This year’s party conference season was largely forgettable. We’re facing the closest general election in years – teetering on the brink of a new era of six-party politics where Ukip overshadows the safest of seats – but you wouldn’t have thought it, judging from the meagre pickings mainstream parties offered up like some sort of funereal policy buffet. A minimum wage rise here, a sprinkle of NHS nurses there – but easy on any cohesive narrative for a better future.
It’s no surprise that party politics is leaving voters feeling queasy, nor that just 41 per cent of first-time voters aged 17-21 say they plan to vote in next year’s general elections. Yet there is still an appetite for change. Outside of Westminster remains a huge – as of yet untapped – amount of energy behind grass roots campaigns focused on individual issues affecting the electorate.
Nowhere is this more prevalent than among the recent wave of new feminist organisations such as UK Feminista, No More Page 3 and the Spartacus Network that have successfully managed to dominate the headlines for the past three years. Over 200,000 people have signed the petition against the objectification of women on page three of the Sun newspaper. Daughters of Eve, who campaign against FGM, are gaining global attention. And although they don’t explicitly identify as feminists, last week the Focus E15 campaigners mobilised as women and as young mothers against their imminent homelessness by drawing an explicit link between punishing cuts to women’s services and a spiralling housing crisis.

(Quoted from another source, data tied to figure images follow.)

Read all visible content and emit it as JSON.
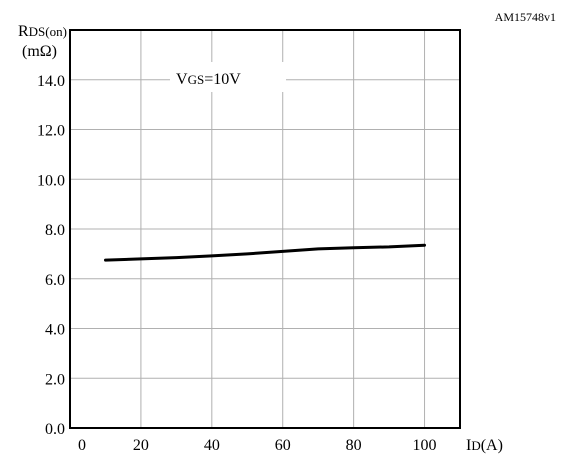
{
  "figure_code": "AM15748v1",
  "chart_data": {
    "type": "line",
    "title": "",
    "ylabel": {
      "main": "R",
      "sub": "DS(on)",
      "unit": "(mΩ)"
    },
    "xlabel": {
      "main": "I",
      "sub": "D",
      "unit": "(A)"
    },
    "annotation": {
      "main": "V",
      "sub": "GS",
      "rest": "=10V"
    },
    "xlim": [
      0,
      110
    ],
    "ylim": [
      0,
      16
    ],
    "xticks": [
      0,
      20,
      40,
      60,
      80,
      100
    ],
    "xtick_labels": [
      "0",
      "20",
      "40",
      "60",
      "80",
      "100"
    ],
    "yticks": [
      0,
      2,
      4,
      6,
      8,
      10,
      12,
      14
    ],
    "ytick_labels": [
      "0.0",
      "2.0",
      "4.0",
      "6.0",
      "8.0",
      "10.0",
      "12.0",
      "14.0"
    ],
    "grid": true,
    "colors": {
      "line": "#000000",
      "grid": "#b0b0b0",
      "frame": "#000000"
    },
    "series": [
      {
        "x": [
          10,
          20,
          30,
          40,
          50,
          60,
          70,
          80,
          90,
          100
        ],
        "y": [
          6.75,
          6.8,
          6.85,
          6.92,
          7.0,
          7.1,
          7.2,
          7.25,
          7.28,
          7.35
        ]
      }
    ]
  }
}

As the party of social justice, equality and tolerance, not to mention Sure Start, extended maternity and paternity provision and the Equal Pay Act, Labour politicians might have been standing proudly alongside the Focus E15 campaigners. Instead, the Labour Mayor of Newham Sir Robin Wales initially dismissed them as “despicable”. Though he later apologised, this was a missed opportunity to show that his party understands why women – who have been hit disproportionately harder by austerity measures – feel so let down by the politicians that represent them. This is the kind of issue that organisations such as Feminist Fightback have also been campaigning for.
However, there’s still time for Labour to ride the new wave of political energy and engagement it is often lacking within its own ranks. It’s time to collaborate with feminist activists but also to respect their autonomy by assisting with their campaigns on their terms. This may be difficult for a party which can be characterised as centralised and hierarchically rigid, but if Labour wants to become a grassroots movement again and capitalise on the energy of these grassroots movements, it’s the only way forward.
Zita Holbourne is co-chair of Black Activists Rising Against the Cuts (BARAC UK), an anti-austerity organisation, that also support family justice campaigns such as that of Mark Duggan. Though she’s active in her community, she writes in a new Fabian and Compass report released today: “The only time I ever see local councillors is when they are canvassing for votes”. In her view, local collaboration is the answer: “For black women to be attracted to Labour party activism, the party must be willing to support our grassroots campaigns in the spaces we have created too”. This could involve the party campaigning on the multiple discriminations faced by young black people while respecting the fact that BARAC UK’s strong anti-cuts stance does not comfortably align with Labour’s public spending policies.
Feminist organisations like No More Page 3 could also teach political parties a thing or two about the ways in which online activism is increasingly an accessible springboard into wider political participation. Lisa Clarke, one of the No More Page 3 campaigners who had no previous interest in politics, says: “I see many women like me who on the back of their campaigning experience are entering into dialogue with politicians and attending meetings at Westminster”. Labour must get better at reaching out digitally to new audiences, or finding ways to engage with those who lack the time to sit through a local meeting but might be willing to participate in an online advice surgery.
Feminism is also causing people to view the idea of political change in a new light. Like the work of Everyday Sexism, No More Page 3 challenges our society to reconfigure its understanding of gender equality and empower women to ‘call out’ sexism wherever they find it. Labour’s traditional response to page three would probably be to pass legislation and cross its fingers that this would be enough to engender a cultural shift. However, in addressing internet trolling MPs such as Stella Creasy are contributing to this particular debate about online and print sexism, knowing that although the battle starts as a personal one, it gains collective power the more individual voices join in.
Building positive change online and in local communities that everyone can claim joint credit for: that’s what politics should be all about. “What we need to do is get you people out of power, and get people like us in” says Sam Middleton of Focus E15. “It’s communities working together to get this shit done!”